Con questa immagine paradossale, Adrià vuole dire che tutta la cucina moderna è
artificiale, perché si basa su tecnica, trasformazione, progettualità e conoscenza
scientifica. Il “mito del pomodoro artificiale” diventa quindi un modo per sfatare il romanticismo ingenuo del “tutto naturale”, e riportare la riflessione gastronomica su un piano più realistico, tecnico e culturale.

Il “mito del pomodoro artificiale” è diventato così la metafora perfetta della confusione epistemologica che, secondo Adrià, affligge oggi la cultura gastronomica. Con questa espressione, Adrià non sta santificando la manipolazione tecnologica, ma denunciando l’ingenuità con cui etichettiamo come “naturale” o “artificiale” ciò che mangiamo. Tutto è mediato, tutto è frutto di cultura e conoscenza.

Pensiero sistemico e conoscenza connessa

Per uscire dal caos informativo, Adrià propone il pensiero sistemico come nuovo strumento formativo: un metodo per collegare scienze, storia e business in un unico quadro coerente.

“Per comprendere il mondo e migliorarlo, dobbiamo analizzarlo in modo sistemico. Prendiamo ancora il pomodoro: prima c’è la natura, poi l’essere umano, infine ciò che l’uomo fa per rispondere ai propri bisogni. È solo collegando questi livelli che nasce la comprensione.

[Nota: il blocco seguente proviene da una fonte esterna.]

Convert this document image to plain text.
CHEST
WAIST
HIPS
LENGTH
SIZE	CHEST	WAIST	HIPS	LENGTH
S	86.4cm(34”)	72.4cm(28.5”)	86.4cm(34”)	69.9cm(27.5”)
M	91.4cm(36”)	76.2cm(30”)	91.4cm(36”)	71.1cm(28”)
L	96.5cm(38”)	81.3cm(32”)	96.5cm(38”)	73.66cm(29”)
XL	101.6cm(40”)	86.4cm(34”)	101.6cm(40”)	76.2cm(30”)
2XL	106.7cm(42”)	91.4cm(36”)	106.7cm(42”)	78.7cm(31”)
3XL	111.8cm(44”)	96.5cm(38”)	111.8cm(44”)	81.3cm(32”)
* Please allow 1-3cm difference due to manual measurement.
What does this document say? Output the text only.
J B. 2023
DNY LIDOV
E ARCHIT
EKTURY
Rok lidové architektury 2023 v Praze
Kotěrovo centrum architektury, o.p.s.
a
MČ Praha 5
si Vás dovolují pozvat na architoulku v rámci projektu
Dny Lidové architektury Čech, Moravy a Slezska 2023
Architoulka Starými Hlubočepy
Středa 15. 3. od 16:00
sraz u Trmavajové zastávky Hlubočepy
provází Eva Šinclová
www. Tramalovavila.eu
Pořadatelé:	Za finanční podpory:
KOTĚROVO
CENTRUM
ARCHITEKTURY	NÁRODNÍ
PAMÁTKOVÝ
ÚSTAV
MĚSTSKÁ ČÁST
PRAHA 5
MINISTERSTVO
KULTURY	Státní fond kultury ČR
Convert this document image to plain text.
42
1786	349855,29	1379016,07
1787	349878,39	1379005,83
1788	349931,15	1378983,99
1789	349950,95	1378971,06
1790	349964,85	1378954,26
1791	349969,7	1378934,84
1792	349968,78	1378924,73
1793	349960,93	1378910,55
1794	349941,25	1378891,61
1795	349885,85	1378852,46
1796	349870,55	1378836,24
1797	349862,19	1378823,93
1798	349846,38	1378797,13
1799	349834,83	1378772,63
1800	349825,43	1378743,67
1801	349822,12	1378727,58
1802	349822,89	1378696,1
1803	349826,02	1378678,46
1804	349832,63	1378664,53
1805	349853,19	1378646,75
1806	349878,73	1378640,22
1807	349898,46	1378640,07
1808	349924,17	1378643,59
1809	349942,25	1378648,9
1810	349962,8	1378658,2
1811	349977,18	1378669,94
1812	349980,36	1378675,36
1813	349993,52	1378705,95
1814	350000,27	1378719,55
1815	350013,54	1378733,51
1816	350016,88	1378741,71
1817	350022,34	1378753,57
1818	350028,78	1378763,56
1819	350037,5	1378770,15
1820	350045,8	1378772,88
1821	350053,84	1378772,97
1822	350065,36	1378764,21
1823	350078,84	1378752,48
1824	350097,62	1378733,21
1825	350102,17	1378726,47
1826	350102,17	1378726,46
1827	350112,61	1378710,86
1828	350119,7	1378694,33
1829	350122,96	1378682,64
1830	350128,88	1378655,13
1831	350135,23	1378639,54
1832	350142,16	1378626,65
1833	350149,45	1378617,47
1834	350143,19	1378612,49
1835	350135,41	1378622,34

La connessione è la chiave.”

È questa la logica alla base della Bullipedia, che ambisce a diventare un’enciclopedia del sapere gastronomico integrato: un ponte tra scienza, tecnica, cultura e gestione.
 Un progetto che, nelle parole di Adrià, non è nostalgia del passato, ma fondamento di un nuovo modello educativo per la ristorazione – uno in cui il talento creativo non può prescindere dalla consapevolezza economica, e in cui comprendere un pomodoro significa comprendere il mondo.